A caravana não se deteve ali muito tempo e seguiu para a Lisnave de Setúbal. Este enorme complexo de estaleiros navais é o maior do género na Europa e tem um valor de cerca de 110 milhões de euros. Nóvoa quis ali ir para “marcar a importância da indústria da reparação naval”, para relevar “a importância do mar e da plataforma continental” para Portugal e para a sua “recuperação económica”. Depois de visitar alguns dos mais relevantes locais dos estaleiros e de estar reunido à porta fechada com a administração da empresa, o candidato presidencial defendeu perante os jornalistas que é preciso “continuarmos a investir na qualificação dos trabalhadores”, dando como exemplo a Lisnave, onde a “experiência incorporada” faz com que os clientes tenham uma “relação de confiança” e voltem a usar os serviços dos estaleiros.
Dos representantes dos trabalhadores, com quem partilhou o refeitório e o almoço, Nóvoa ouviu queixas sobre o envelhecimento da força laboral da empresa, que no ano passado reparou 110 navios.
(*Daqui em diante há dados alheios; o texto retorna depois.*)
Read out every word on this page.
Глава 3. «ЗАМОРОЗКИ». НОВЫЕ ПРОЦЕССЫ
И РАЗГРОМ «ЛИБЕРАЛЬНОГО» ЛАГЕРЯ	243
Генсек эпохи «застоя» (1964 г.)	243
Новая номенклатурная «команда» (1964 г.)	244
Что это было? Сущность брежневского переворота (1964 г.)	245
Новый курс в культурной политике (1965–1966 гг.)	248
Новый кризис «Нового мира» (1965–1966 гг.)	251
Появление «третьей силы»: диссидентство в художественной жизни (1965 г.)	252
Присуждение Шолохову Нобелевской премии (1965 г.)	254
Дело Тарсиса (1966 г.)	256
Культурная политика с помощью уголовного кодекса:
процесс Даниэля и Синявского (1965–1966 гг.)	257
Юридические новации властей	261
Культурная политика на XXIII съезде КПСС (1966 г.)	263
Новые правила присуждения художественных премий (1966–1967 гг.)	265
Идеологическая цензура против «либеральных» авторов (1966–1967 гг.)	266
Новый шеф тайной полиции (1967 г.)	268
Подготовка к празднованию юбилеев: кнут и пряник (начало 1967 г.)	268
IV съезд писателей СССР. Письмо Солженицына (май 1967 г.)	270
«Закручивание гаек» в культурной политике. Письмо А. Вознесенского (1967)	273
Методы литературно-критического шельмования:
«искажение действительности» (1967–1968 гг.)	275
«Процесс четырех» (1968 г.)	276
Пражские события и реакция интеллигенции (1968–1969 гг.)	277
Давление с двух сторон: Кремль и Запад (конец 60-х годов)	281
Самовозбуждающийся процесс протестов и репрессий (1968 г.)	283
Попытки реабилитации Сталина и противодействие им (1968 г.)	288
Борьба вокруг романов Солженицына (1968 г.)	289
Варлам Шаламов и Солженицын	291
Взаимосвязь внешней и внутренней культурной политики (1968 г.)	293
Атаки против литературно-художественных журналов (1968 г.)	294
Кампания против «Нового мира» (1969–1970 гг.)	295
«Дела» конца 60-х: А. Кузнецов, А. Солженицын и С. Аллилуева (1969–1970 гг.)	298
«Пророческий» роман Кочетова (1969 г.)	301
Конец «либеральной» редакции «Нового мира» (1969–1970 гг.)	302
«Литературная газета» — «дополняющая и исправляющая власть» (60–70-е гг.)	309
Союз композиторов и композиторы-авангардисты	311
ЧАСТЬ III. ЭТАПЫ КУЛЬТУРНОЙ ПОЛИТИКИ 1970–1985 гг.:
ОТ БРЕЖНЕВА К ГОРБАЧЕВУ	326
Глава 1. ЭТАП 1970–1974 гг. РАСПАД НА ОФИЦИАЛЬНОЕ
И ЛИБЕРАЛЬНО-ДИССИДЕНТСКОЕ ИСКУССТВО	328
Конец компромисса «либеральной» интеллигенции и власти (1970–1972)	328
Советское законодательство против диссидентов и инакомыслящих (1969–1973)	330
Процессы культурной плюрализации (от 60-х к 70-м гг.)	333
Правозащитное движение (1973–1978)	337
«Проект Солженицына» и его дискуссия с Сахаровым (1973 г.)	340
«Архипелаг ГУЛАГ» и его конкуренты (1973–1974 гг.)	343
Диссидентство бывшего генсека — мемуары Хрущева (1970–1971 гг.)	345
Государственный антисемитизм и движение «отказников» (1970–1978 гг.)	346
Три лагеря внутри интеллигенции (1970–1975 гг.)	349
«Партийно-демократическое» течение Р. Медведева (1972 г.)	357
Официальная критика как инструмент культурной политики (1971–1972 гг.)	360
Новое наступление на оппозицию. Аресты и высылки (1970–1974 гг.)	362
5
Atualmente, a Lisnave está encarregada da reparação do Tokyo Spirit, o petroleiro que encalhou ao largo de Cascais em outubro do ano passado. O navio estava já a caminho dos estaleiros, mas apenas para uma curta manutenção. Com o acidente, ficará pelos cais da Mitrena, em Setúbal, cerca de quatro meses. Isso significa que a Lisnave contrata trabalhadores temporários e que o nome da empresa ganha escala mundial, explicaram os representantes da comissão de trabalhadores na reunião com Nóvoa (esta aberta aos jornalistas).
“Esta empresa tem uma média de idades muito alta e a carreira é muito desgastante”, explicou António Pardal, da comissão, 61 anos de idade e 46 de casa. Segundo os dados que apresentou ao candidato presidencial, dos 266 trabalhadores efetivos da Lisnave, apenas um tem 41 anos e a grande maioria tem entre 50 e 62 anos. Pardal manifestou “uma grande preocupação” com estes números, considerando que, a manterem-se futuramente, “a Lisnave vai acabar por morrer”. Apesar disto e de se queixarem dos baixos salários (o mais alto é de 1.004 euros), os membros da comissão de trabalhadores sublinharam que têm uma boa relação com a administração e Vítor Ramalho, apoiante de Nóvoa e diretamente envolvido na reestruturação da Lisnave em 1996, apontou a empresa como um bom exemplo de concertação social.